There were (and still are) other options made by manufacturers who specialize in bike trailers (like Burley), but they cost considerably more. There are also cheaper options. After pulling this for hundreds of miles, many of those miles with friends pulling a smaller and cheaper trailer, I'm glad I spent the money on this one, and don't feel like I needed a more expensive one. The large wheels (16 inch) roll more easily than the 12 inch (or smaller) wheels common on many other trailers, and they use standard quick-release levers to attach, which makes it easy to break it down to go in the trunk of a car. This trailer also has a fair amount of storage space behind the seat, which we put to good use more than once on some longer trips.

The trailer after being folded for transport or storage.

The trailer hitch that goes on the bike looks like this (picture borrowed from Amazon without permission):

We bought an extra one so both parents' bikes so the trailer could be switched between us easily. The small hole in the hitch attaches to the rear axle of the bike. It adds probably 2-3 mm of additional stuff that have to fit inside the nut or quick release skewer. One of our bikes required a longer quick release skewer in order to make it fit, but I happened to have an old one. The other bike (a Giant OCR3 from about 2005 or so) has a rear dropout that looks like this:

It might be hard to see in this picture, but the recessed area around the end of the quick release skewer is nearly 1/2 inch deep, and not wide enough for the top of the trailer hitch to fit. As I see it, there are basically two possible solutions to this. The first is to get a really long skewer and some kind of spacer to get the trailer hitch outside of the recessed area. I did some research on skewer lengths, and it appears that there might be some out there designed for tandems that might work, but they are hard to find and expensive. The second option is to find a way to attach the hitch to the frame, which is what I opted for. I don't have a picture of it, because it's been disassembled now that we're not actively using the trailer any more, but basically I used electrical conduit clamps to bolt a plastic plate to the rear triangle of the frame, and bolted the hitch to the plate. It was ugly, but it did the job.

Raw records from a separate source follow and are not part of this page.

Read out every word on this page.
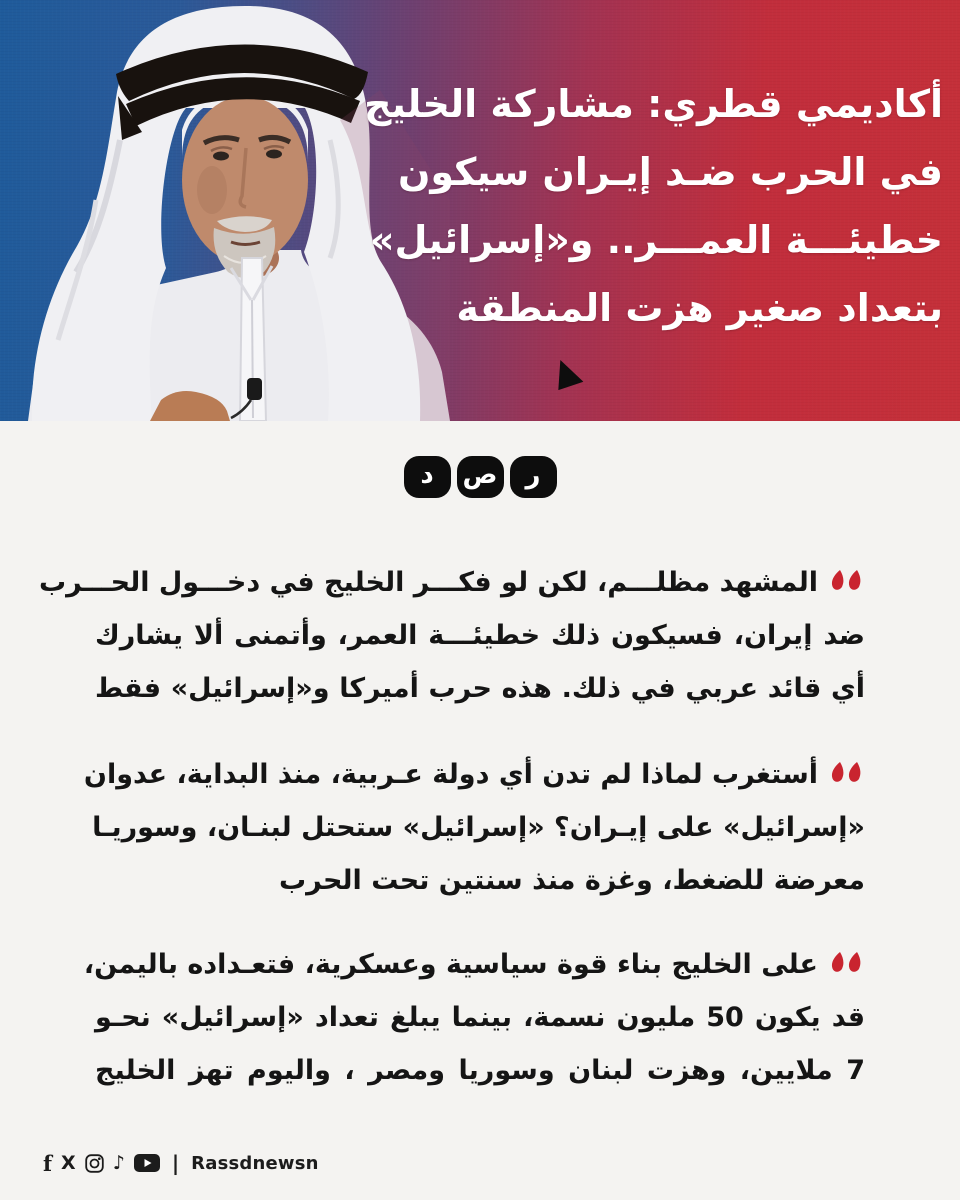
أكاديمي قطري: مشاركة الخليج
في الحرب ضـد إيـران سيكون
خطيئـــة العمـــر.. و«إسرائيل»
بتعداد صغير هزت المنطقة
ر
ص
د
المشهد مظلـــم، لكن لو فكـــر الخليج في دخـــول الحـــرب
ضد إيران، فسيكون ذلك خطيئـــة العمر، وأتمنى ألا يشارك
أي قائد عربي في ذلك. هذه حرب أميركا و«إسرائيل» فقط
أستغرب لماذا لم تدن أي دولة عـربية، منذ البداية، عدوان
«إسرائيل» على إيـران؟ «إسرائيل» ستحتل لبنـان، وسوريـا
معرضة للضغط، وغزة منذ سنتين تحت الحرب
على الخليج بناء قوة سياسية وعسكرية، فتعـداده باليمن،
قد يكون 50 مليون نسمة، بينما يبلغ تعداد «إسرائيل» نحـو
7 ملايين، وهزت لبنان وسوريا ومصر ، واليوم تهز الخليج
f X ♪ | Rassdnewsn
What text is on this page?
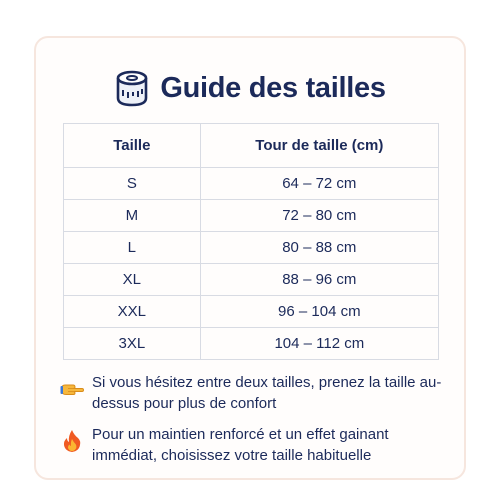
Guide des tailles
Taille	Tour de taille (cm)
S	64 – 72 cm
M	72 – 80 cm
L	80 – 88 cm
XL	88 – 96 cm
XXL	96 – 104 cm
3XL	104 – 112 cm
Si vous hésitez entre deux tailles, prenez la taille au-dessus pour plus de confort
Pour un maintien renforcé et un effet gainant immédiat, choisissez votre taille habituelle
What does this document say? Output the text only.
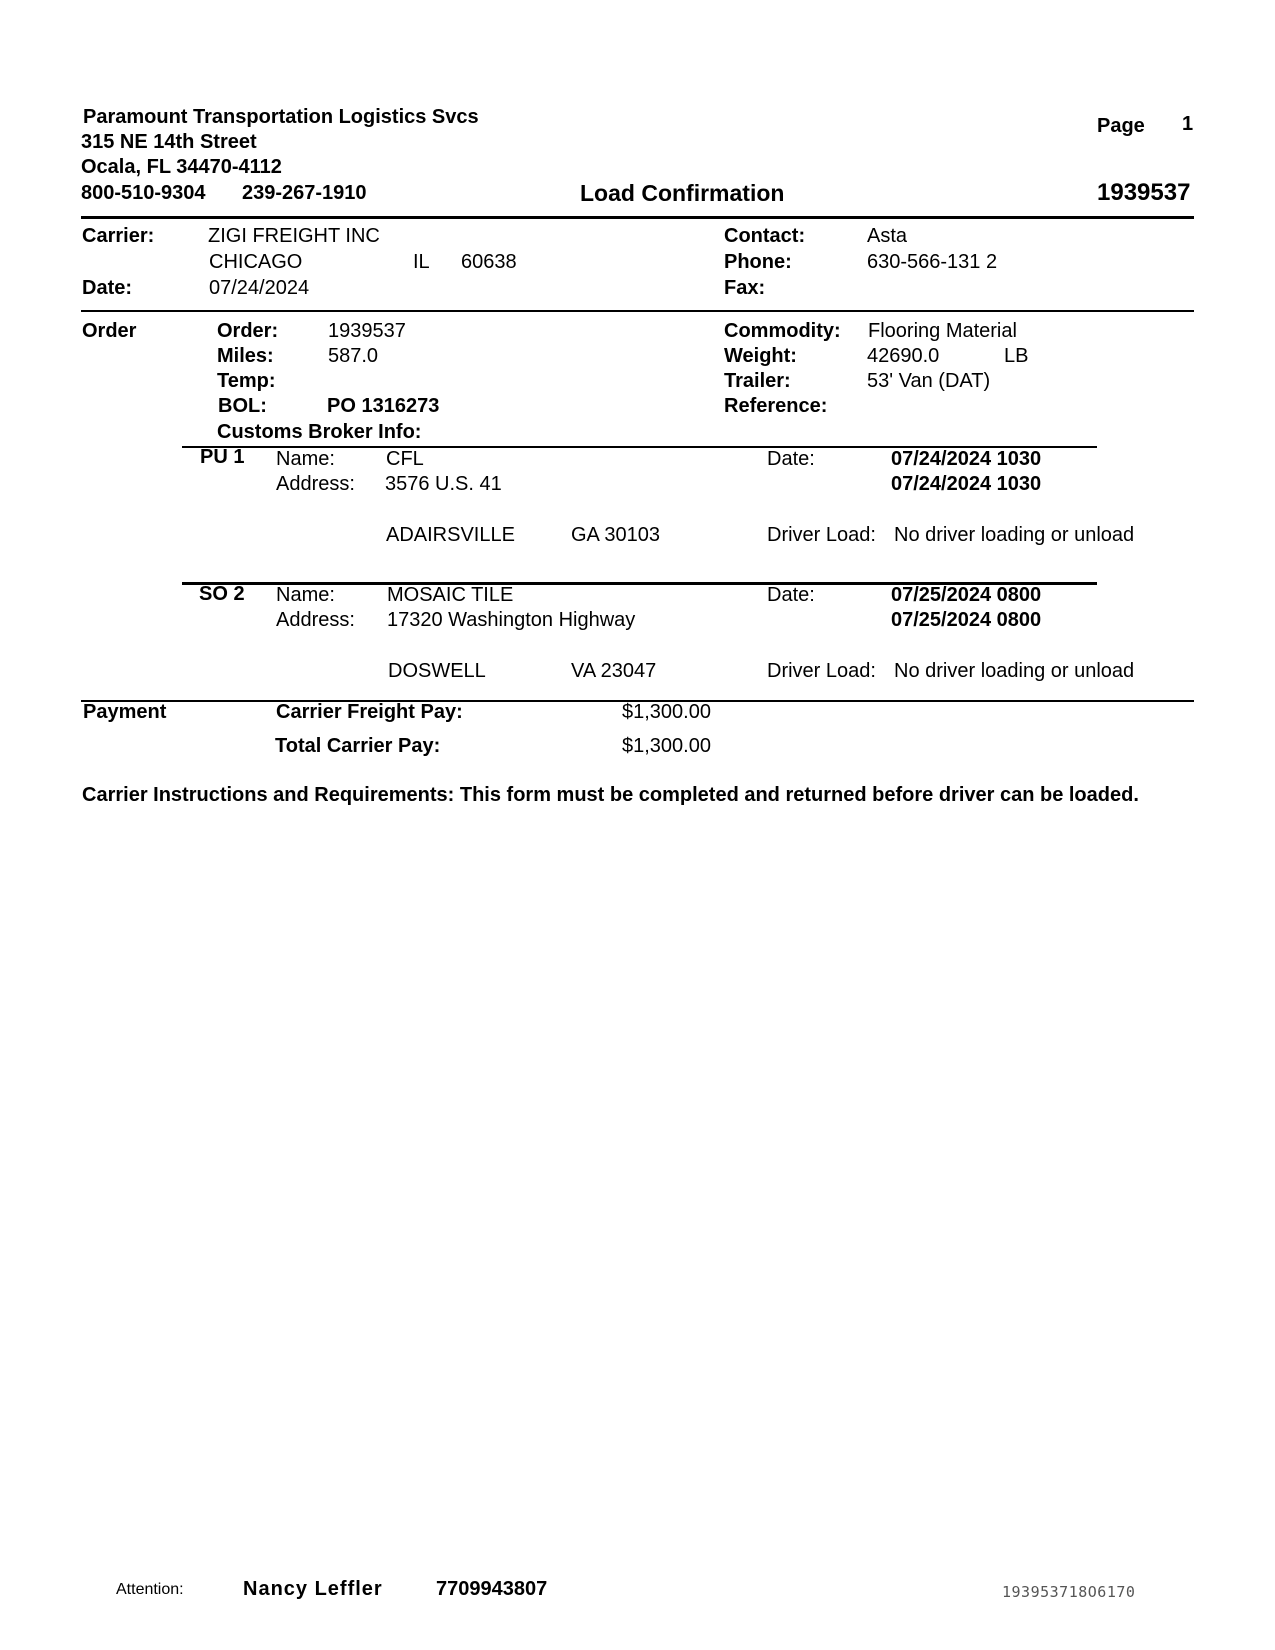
Paramount Transportation Logistics Svcs
315 NE 14th Street
Ocala, FL 34470-4112
800-510-9304 239-267-1910
Page 1
Load Confirmation	1939537
Carrier:	ZIGI FREIGHT INC
CHICAGO	IL 60638
Date:	07/24/2024
Contact:	Asta
Phone:	630-566-131 2
Fax:
Order	Order: 1939537
Miles:	587.0
Temp:
BOL:	PO 1316273
Customs Broker Info:
Commodity: Flooring Material
Weight:	42690.0	LB
Trailer:	53' Van (DAT)
Reference:
PU 1 Name:	CFL
Address: 3576 U.S. 41
ADAIRSVILLE	GA 30103
Date:	07/24/2024 1030
07/24/2024 1030
Driver Load: No driver loading or unload
SO 2 Name:	MOSAIC TILE
Address: 17320 Washington Highway
DOSWELL	VA 23047
Date:	07/25/2024 0800
07/25/2024 0800
Driver Load: No driver loading or unload
Payment	Carrier Freight Pay:	$1,300.00
Total Carrier Pay:	$1,300.00
Carrier Instructions and Requirements: This form must be completed and returned before driver can be loaded.
Attention:	Nancy Leffler	7709943807	193953718O6170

I don't have experience pulling other trailers, so it's hard to say how pulling this trailer compares to anything else. The one thing that took some getting used to was that it really forces you to pedal smoothly. There's enough flex in the hitch mechanism and the long bar that attaches to the bike from the side of the trailer that any hard acceleration feels like pulling on a bungee cord and wastes energy. This is probably the case for most trailers that mount on one side (as opposed to some cargo trailers which attach to both sides of the rear axle of the bike).

I never required my children to wear helmets in this trailer, in part because we just hadn't bought them yet at the time. I can say from experience that these trailers are extremely stable, and would be difficult to knock over (I have crashed once while pulling this trailer and it remained upright). This is a fairly roomy trailer, and it worked well for our kids up to the age of about 4. By the time our oldest was 5, it was getting clear that she just didn't fit, so we took the next step and bought a trailer bike, which will be my next blog entry.